Who am I to write children’s books? By the world’s standards, I am not eloquent, beautiful, successful or popular. There is nothing about me that would make people take note of me. And yet God has given me a purpose.

He has allowed circumstances and experiences, people and positioning, dreams and dares to coalesce into writing books for children and youth.

I can’t boast about my degrees, my strategic plan or my insider knowledge. I don’t have any of that. I can’t brag that I knew just the right time to start writing or found just the right agent or discovered the key to being a best-selling author because none of that is true.

When God dropped the idea for my first book into my mind I had a thirty-year-old college diploma, no plan and zero strategy. I published my first book in the fear-riddled, housebound world of 2020. I don’t have an agent and I’ve never been close to a best-seller list.
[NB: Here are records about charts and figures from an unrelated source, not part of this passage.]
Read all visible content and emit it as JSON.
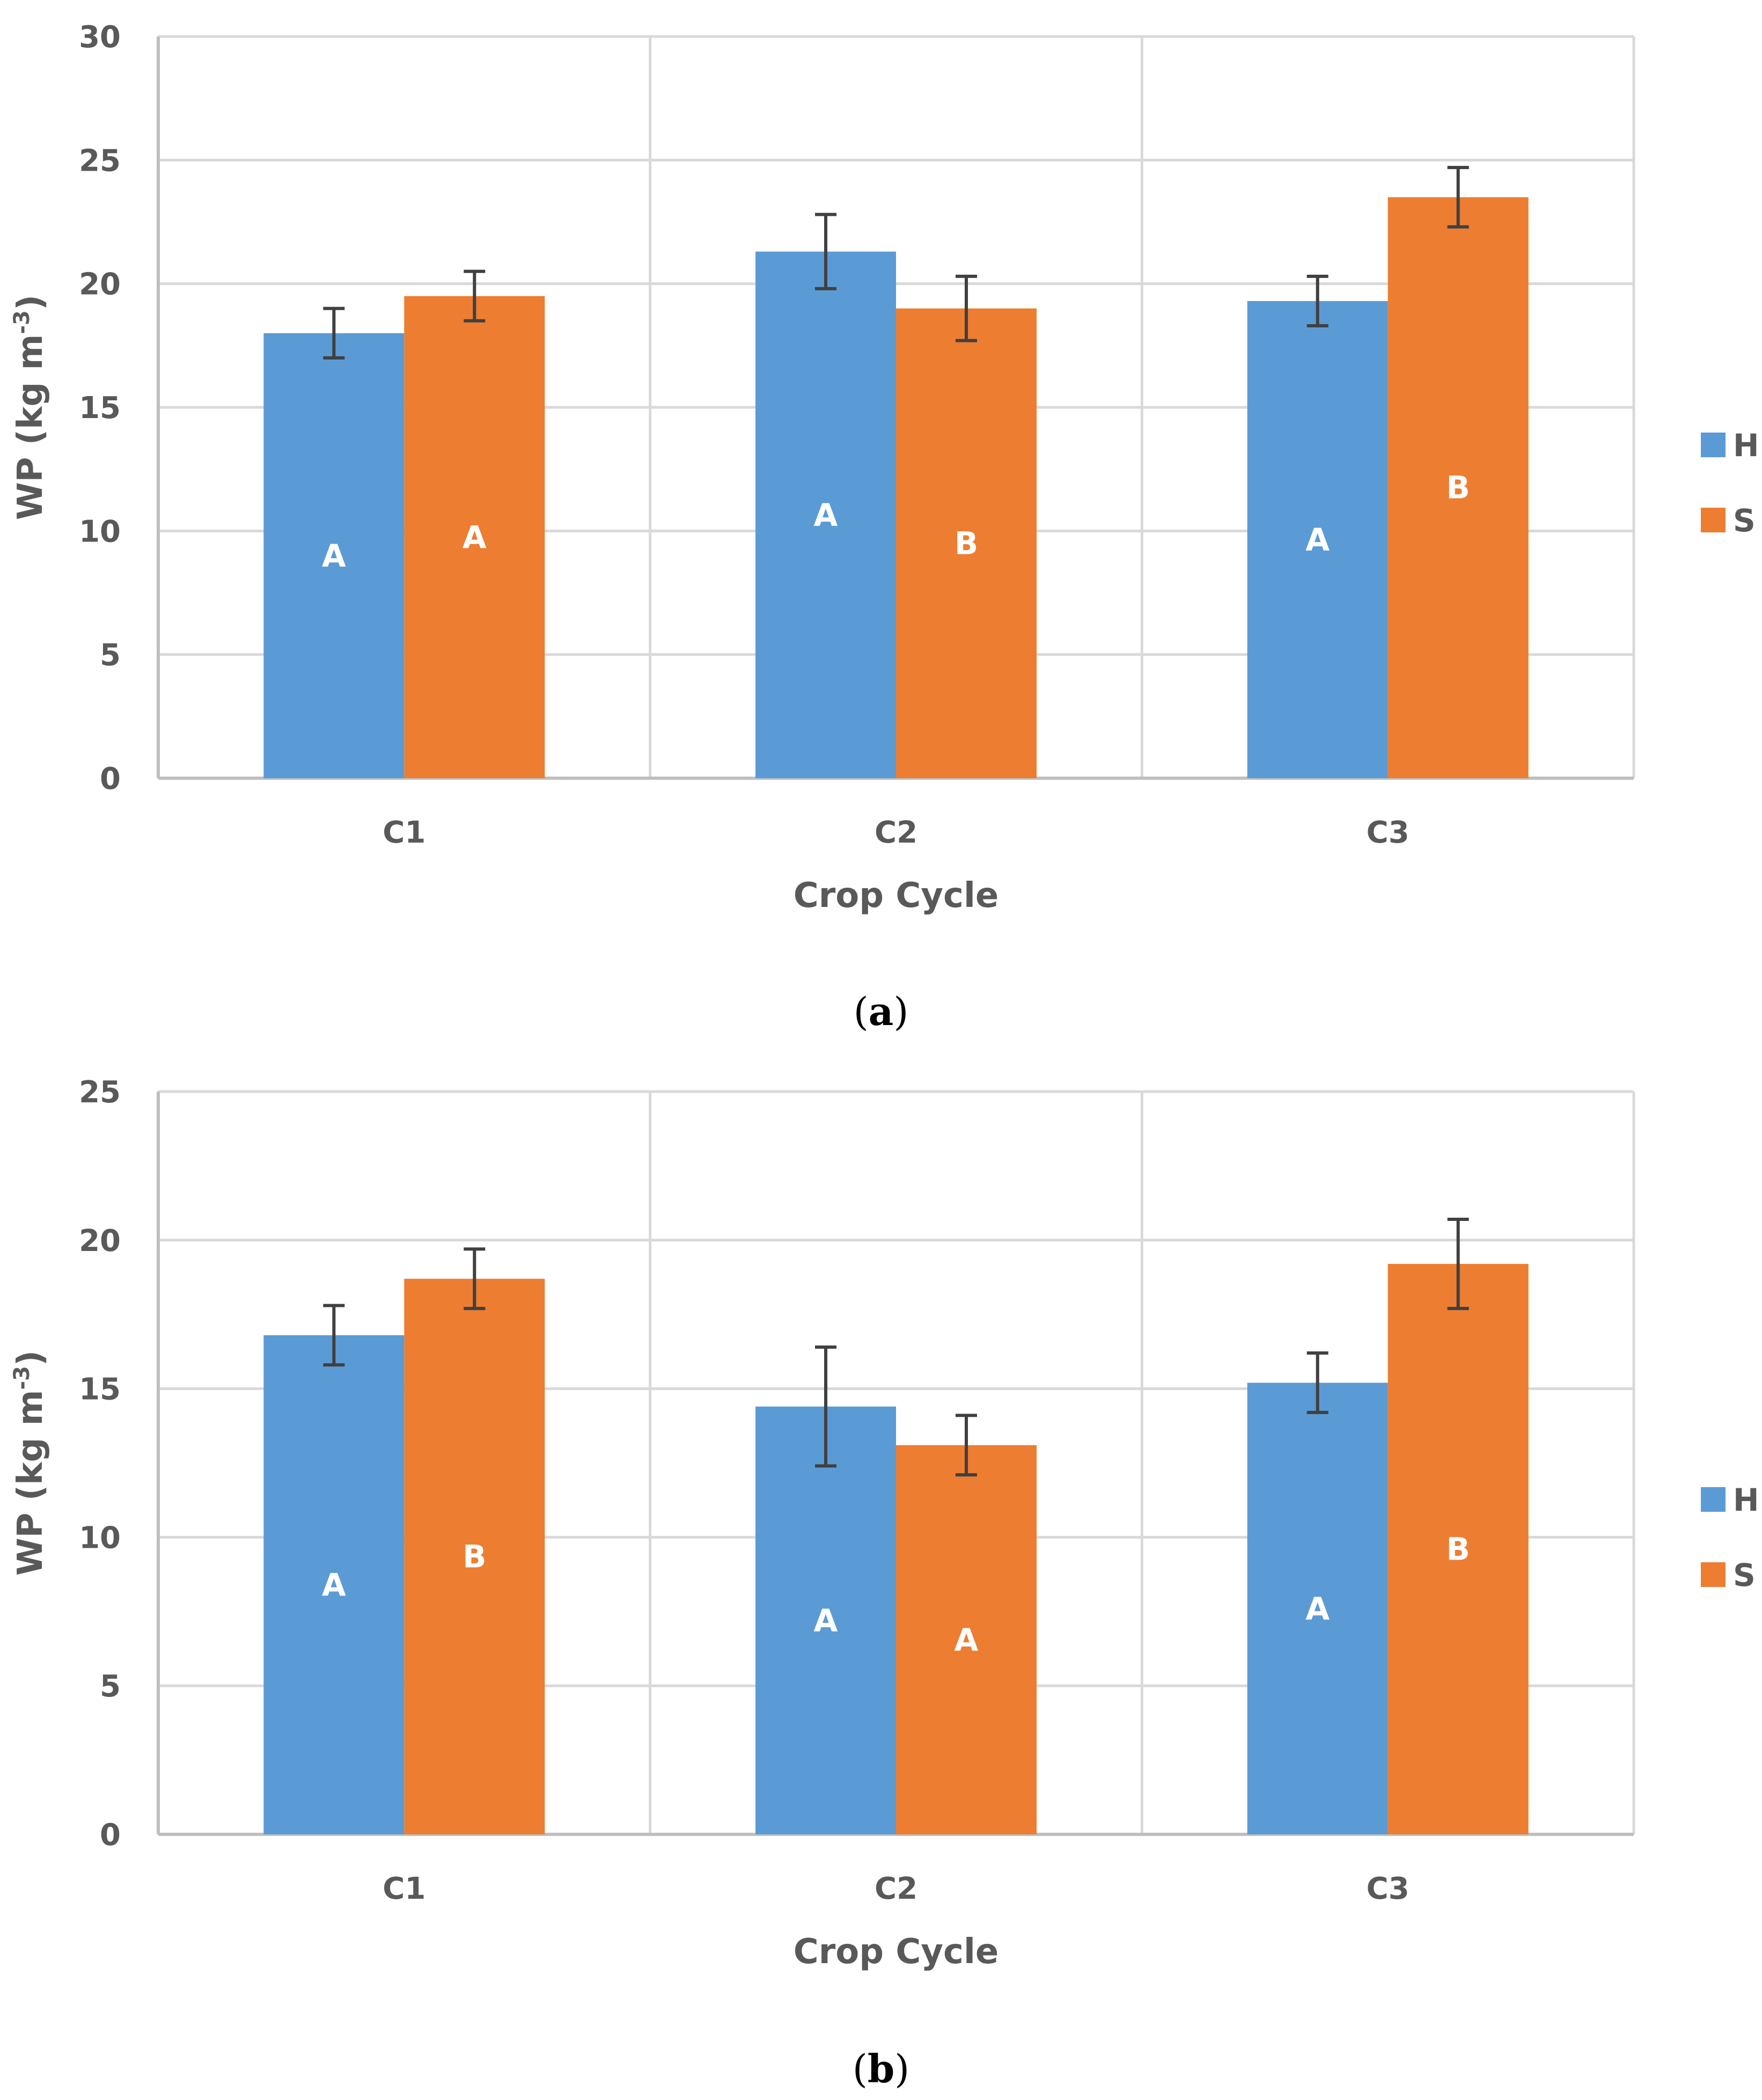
{
  "chart_data": [
    {
      "panel": "a",
      "type": "bar",
      "caption": "(a)",
      "caption_open": "(",
      "caption_letter": "a",
      "caption_close": ")",
      "categories": [
        "C1",
        "C2",
        "C3"
      ],
      "xlabel": "Crop Cycle",
      "ylabel": "WP (kg m",
      "ylabel_sup": "-3",
      "ylabel_close": ")",
      "ylim": [
        0,
        30
      ],
      "yticks": [
        0,
        5,
        10,
        15,
        20,
        25,
        30
      ],
      "grid": true,
      "legend_position": "right",
      "series": [
        {
          "name": "H",
          "color": "#5B9BD5",
          "values": [
            18.0,
            21.3,
            19.3
          ],
          "errors": [
            1.0,
            1.5,
            1.0
          ],
          "labels": [
            "A",
            "A",
            "A"
          ]
        },
        {
          "name": "S",
          "color": "#ED7D31",
          "values": [
            19.5,
            19.0,
            23.5
          ],
          "errors": [
            1.0,
            1.3,
            1.2
          ],
          "labels": [
            "A",
            "B",
            "B"
          ]
        }
      ]
    },
    {
      "panel": "b",
      "type": "bar",
      "caption": "(b)",
      "caption_open": "(",
      "caption_letter": "b",
      "caption_close": ")",
      "categories": [
        "C1",
        "C2",
        "C3"
      ],
      "xlabel": "Crop Cycle",
      "ylabel": "WP (kg m",
      "ylabel_sup": "-3",
      "ylabel_close": ")",
      "ylim": [
        0,
        25
      ],
      "yticks": [
        0,
        5,
        10,
        15,
        20,
        25
      ],
      "grid": true,
      "legend_position": "right",
      "series": [
        {
          "name": "H",
          "color": "#5B9BD5",
          "values": [
            16.8,
            14.4,
            15.2
          ],
          "errors": [
            1.0,
            2.0,
            1.0
          ],
          "labels": [
            "A",
            "A",
            "A"
          ]
        },
        {
          "name": "S",
          "color": "#ED7D31",
          "values": [
            18.7,
            13.1,
            19.2
          ],
          "errors": [
            1.0,
            1.0,
            1.5
          ],
          "labels": [
            "B",
            "A",
            "B"
          ]
        }
      ]
    }
  ],
  "colors": {
    "grid": "#D9D9D9",
    "axis": "#BFBFBF",
    "error_bar": "#404040",
    "text": "#595959"
  }
}
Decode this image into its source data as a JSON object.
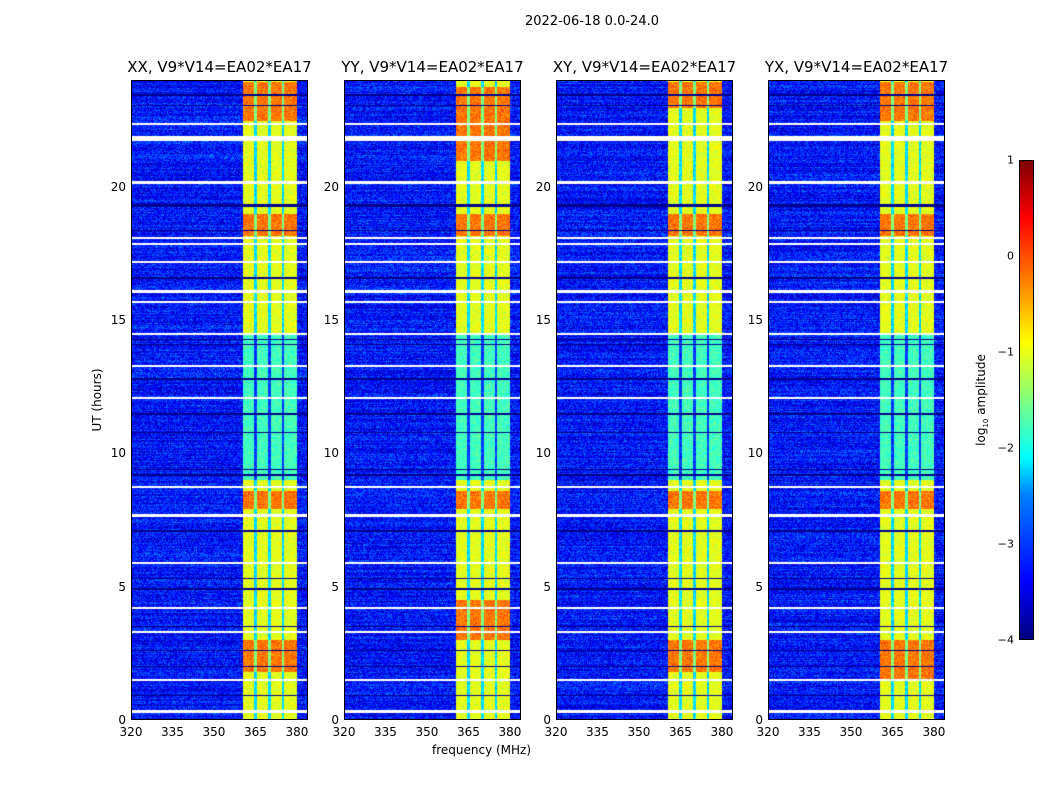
{
  "title": "2022-06-18 0.0-24.0",
  "chart_data": {
    "type": "heatmap",
    "title": "2022-06-18 0.0-24.0",
    "xlabel": "frequency (MHz)",
    "ylabel": "UT (hours)",
    "xlim": [
      320,
      384
    ],
    "ylim": [
      0,
      24
    ],
    "xticks": [
      320,
      335,
      350,
      365,
      380
    ],
    "yticks": [
      0,
      5,
      10,
      15,
      20
    ],
    "panels": [
      {
        "title": "XX, V9*V14=EA02*EA17",
        "hot_hours": [
          [
            1.8,
            3.0
          ],
          [
            7.9,
            8.6
          ],
          [
            18.2,
            19.0
          ],
          [
            22.5,
            24
          ]
        ]
      },
      {
        "title": "YY, V9*V14=EA02*EA17",
        "hot_hours": [
          [
            3.0,
            4.5
          ],
          [
            7.9,
            8.6
          ],
          [
            18.2,
            19.0
          ],
          [
            21.0,
            23.8
          ]
        ]
      },
      {
        "title": "XY, V9*V14=EA02*EA17",
        "hot_hours": [
          [
            1.8,
            3.0
          ],
          [
            7.9,
            8.6
          ],
          [
            18.2,
            19.0
          ],
          [
            23.0,
            24
          ]
        ]
      },
      {
        "title": "YX, V9*V14=EA02*EA17",
        "hot_hours": [
          [
            1.5,
            3.0
          ],
          [
            7.9,
            8.6
          ],
          [
            18.2,
            19.0
          ],
          [
            22.5,
            24
          ]
        ]
      }
    ],
    "rfi_band_mhz": [
      360.5,
      380
    ],
    "band_gaps_mhz": [
      365,
      370,
      375
    ],
    "background_log_amp": -3.3,
    "band_log_amp": -1.0,
    "hot_log_amp": -0.2,
    "weak_band_hours": [
      [
        9,
        14.5
      ]
    ],
    "flagged_white_hours": [
      0.3,
      1.5,
      3.3,
      4.2,
      5.9,
      7.65,
      7.7,
      8.75,
      12.1,
      13.3,
      14.5,
      15.7,
      16.1,
      17.2,
      17.9,
      18.1,
      20.2,
      21.8,
      21.85,
      21.9,
      22.4
    ],
    "dark_rows_hours": [
      0.9,
      2.0,
      2.6,
      3.5,
      4.9,
      5.3,
      7.1,
      9.2,
      9.4,
      10.8,
      11.5,
      12.8,
      14.1,
      14.3,
      16.6,
      18.4,
      19.3,
      19.35,
      23.1,
      23.5
    ],
    "colorbar": {
      "label": "log10 amplitude",
      "range": [
        -4,
        1
      ],
      "ticks": [
        "−4",
        "−3",
        "−2",
        "−1",
        "0",
        "1"
      ],
      "colormap": "jet"
    }
  }
}
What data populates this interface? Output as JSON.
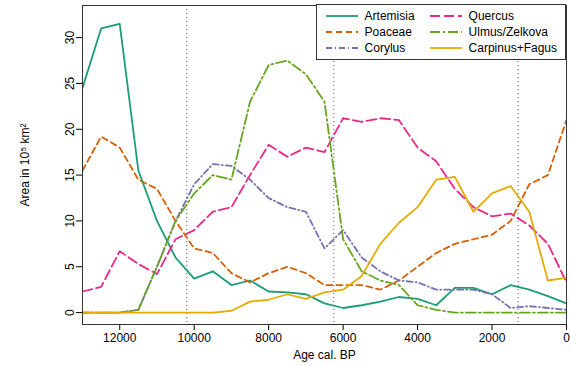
{
  "chart_data": {
    "type": "line",
    "x_label": "Age cal. BP",
    "y_label": "Area in 10⁵ km²",
    "x": [
      13000,
      12500,
      12000,
      11500,
      11000,
      10500,
      10000,
      9500,
      9000,
      8500,
      8000,
      7500,
      7000,
      6500,
      6000,
      5500,
      5000,
      4500,
      4000,
      3500,
      3000,
      2500,
      2000,
      1500,
      1000,
      500,
      0
    ],
    "xlim": [
      13000,
      0
    ],
    "xticks": [
      12000,
      10000,
      8000,
      6000,
      4000,
      2000,
      0
    ],
    "ylim": [
      -1.3,
      33.5
    ],
    "yticks": [
      0,
      5,
      10,
      15,
      20,
      25,
      30
    ],
    "grid": false,
    "legend": "top-right",
    "reference_lines": [
      10200,
      6250,
      1300
    ],
    "series": [
      {
        "name": "Artemisia",
        "color": "#1b9e77",
        "line_style": "solid",
        "values": [
          24.5,
          31,
          31.5,
          15.5,
          10,
          6,
          3.7,
          4.5,
          3,
          3.5,
          2.3,
          2.2,
          2,
          1,
          0.5,
          0.8,
          1.2,
          1.7,
          1.5,
          0.8,
          2.7,
          2.7,
          2,
          3,
          2.5,
          1.8,
          1
        ]
      },
      {
        "name": "Poaceae",
        "color": "#d95f02",
        "line_style": "dashed",
        "values": [
          15.5,
          19.2,
          18,
          14.5,
          13.5,
          10,
          7,
          6.5,
          4.3,
          3.3,
          4.3,
          5,
          4.3,
          3,
          3,
          3,
          2.5,
          3.5,
          5,
          6.5,
          7.5,
          8,
          8.5,
          10,
          14,
          15,
          21
        ]
      },
      {
        "name": "Corylus",
        "color": "#7570b3",
        "line_style": "dashdot",
        "values": [
          0,
          0,
          0,
          0.3,
          5,
          10,
          14,
          16.2,
          16,
          14.5,
          12.5,
          11.5,
          11,
          7,
          9,
          6,
          4.5,
          3.5,
          3.3,
          2.5,
          2.5,
          2.5,
          2,
          0.5,
          0.7,
          0.5,
          0.3
        ]
      },
      {
        "name": "Quercus",
        "color": "#e7298a",
        "line_style": "longdash",
        "values": [
          2.3,
          2.8,
          6.7,
          5.3,
          4.2,
          8,
          9,
          11,
          11.5,
          15,
          18.3,
          17,
          18,
          17.5,
          21.2,
          20.8,
          21.2,
          21,
          18,
          16.5,
          13.5,
          11.5,
          10.5,
          10.8,
          9.5,
          7.5,
          3.3
        ]
      },
      {
        "name": "Ulmus/Zelkova",
        "color": "#66a61e",
        "line_style": "longdashdot",
        "values": [
          0,
          0,
          0,
          0.3,
          5,
          10,
          13,
          15,
          14.5,
          23,
          27,
          27.5,
          26,
          23,
          8,
          4.5,
          3.5,
          3,
          0.8,
          0.3,
          0,
          0,
          0,
          0,
          0,
          0,
          0
        ]
      },
      {
        "name": "Carpinus+Fagus",
        "color": "#e6ab02",
        "line_style": "solid",
        "values": [
          0,
          0,
          0,
          0,
          0,
          0,
          0,
          0,
          0.2,
          1.2,
          1.4,
          2,
          1.5,
          2.2,
          2.5,
          4,
          7.5,
          9.8,
          11.5,
          14.5,
          14.8,
          11,
          13,
          13.8,
          11,
          3.5,
          3.8
        ]
      }
    ]
  }
}
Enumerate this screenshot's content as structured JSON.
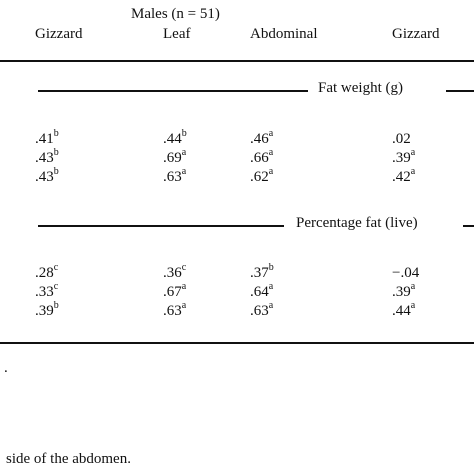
{
  "header": {
    "group_label": "Males (n = 51)",
    "columns": [
      "Gizzard",
      "Leaf",
      "Abdominal",
      "Gizzard"
    ]
  },
  "sections": [
    {
      "label": "Fat weight (g)",
      "rows": [
        [
          {
            "v": ".41",
            "s": "b"
          },
          {
            "v": ".44",
            "s": "b"
          },
          {
            "v": ".46",
            "s": "a"
          },
          {
            "v": ".02",
            "s": ""
          }
        ],
        [
          {
            "v": ".43",
            "s": "b"
          },
          {
            "v": ".69",
            "s": "a"
          },
          {
            "v": ".66",
            "s": "a"
          },
          {
            "v": ".39",
            "s": "a"
          }
        ],
        [
          {
            "v": ".43",
            "s": "b"
          },
          {
            "v": ".63",
            "s": "a"
          },
          {
            "v": ".62",
            "s": "a"
          },
          {
            "v": ".42",
            "s": "a"
          }
        ]
      ]
    },
    {
      "label": "Percentage fat (live)",
      "rows": [
        [
          {
            "v": ".28",
            "s": "c"
          },
          {
            "v": ".36",
            "s": "c"
          },
          {
            "v": ".37",
            "s": "b"
          },
          {
            "v": "−.04",
            "s": ""
          }
        ],
        [
          {
            "v": ".33",
            "s": "c"
          },
          {
            "v": ".67",
            "s": "a"
          },
          {
            "v": ".64",
            "s": "a"
          },
          {
            "v": ".39",
            "s": "a"
          }
        ],
        [
          {
            "v": ".39",
            "s": "b"
          },
          {
            "v": ".63",
            "s": "a"
          },
          {
            "v": ".63",
            "s": "a"
          },
          {
            "v": ".44",
            "s": "a"
          }
        ]
      ]
    }
  ],
  "footnotes": {
    "dot": ".",
    "abdomen_note": "side of the abdomen."
  }
}
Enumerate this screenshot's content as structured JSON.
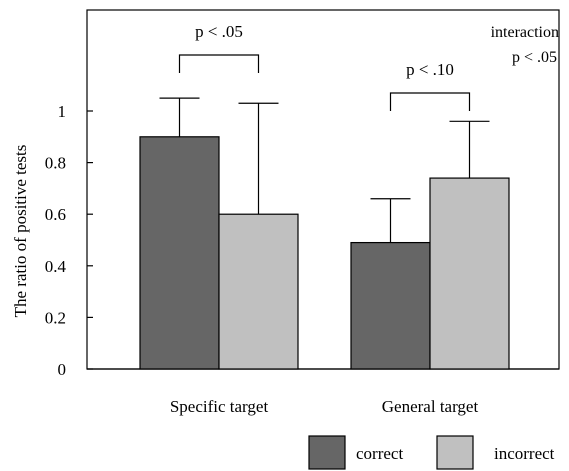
{
  "chart_data": {
    "type": "bar",
    "ylabel": "The ratio of positive tests",
    "ylim": [
      0,
      1.2
    ],
    "yticks": [
      0,
      0.2,
      0.4,
      0.6,
      0.8,
      1
    ],
    "ytick_labels": [
      "0",
      "0.2",
      "0.4",
      "0.6",
      "0.8",
      "1"
    ],
    "categories": [
      "Specific target",
      "General target"
    ],
    "series": [
      {
        "name": "correct",
        "values": [
          0.9,
          0.49
        ],
        "error_upper": [
          1.05,
          0.66
        ],
        "color": "#666666"
      },
      {
        "name": "incorrect",
        "values": [
          0.6,
          0.74
        ],
        "error_upper": [
          1.03,
          0.96
        ],
        "color": "#c0c0c0"
      }
    ],
    "annotations": [
      {
        "text": "p < .05",
        "category": "Specific target"
      },
      {
        "text": "p < .10",
        "category": "General target"
      }
    ],
    "interaction_note": [
      "interaction",
      "p < .05"
    ],
    "legend_position": "bottom-right",
    "grid": false
  }
}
But none of that matters to God. My books aren’t written and published because I’m so good but because He is. He has led me to a publisher whose sole mandate is to develop good books for middle-grade kids. That’s it. No hidden agenda. Just good, clean stories with traditional values. Things like honesty, compassion, empathy, the power of family, kindness and integrity. I feel honoured to be part of that work and humbled that God can use someone like me to reach kids.

And I guess that’s the point. God can use anyone to accomplish His purposes. You don’t have to be well-connected, attractive, rich or educated. Often, it’s best if you aren’t. Sometimes those things can lead us into believing in our own self-sufficiency, thinking that we have all the answers and our goals are well deserved and always within reach. That kind of thinking doesn’t leave much room for the sovereignty of God.

And since His ways are higher than our ways and His plans so much better than anything we can dream up, I think we are far better off placing ourselves in His hands than trying to figure this whole thing out by ourselves.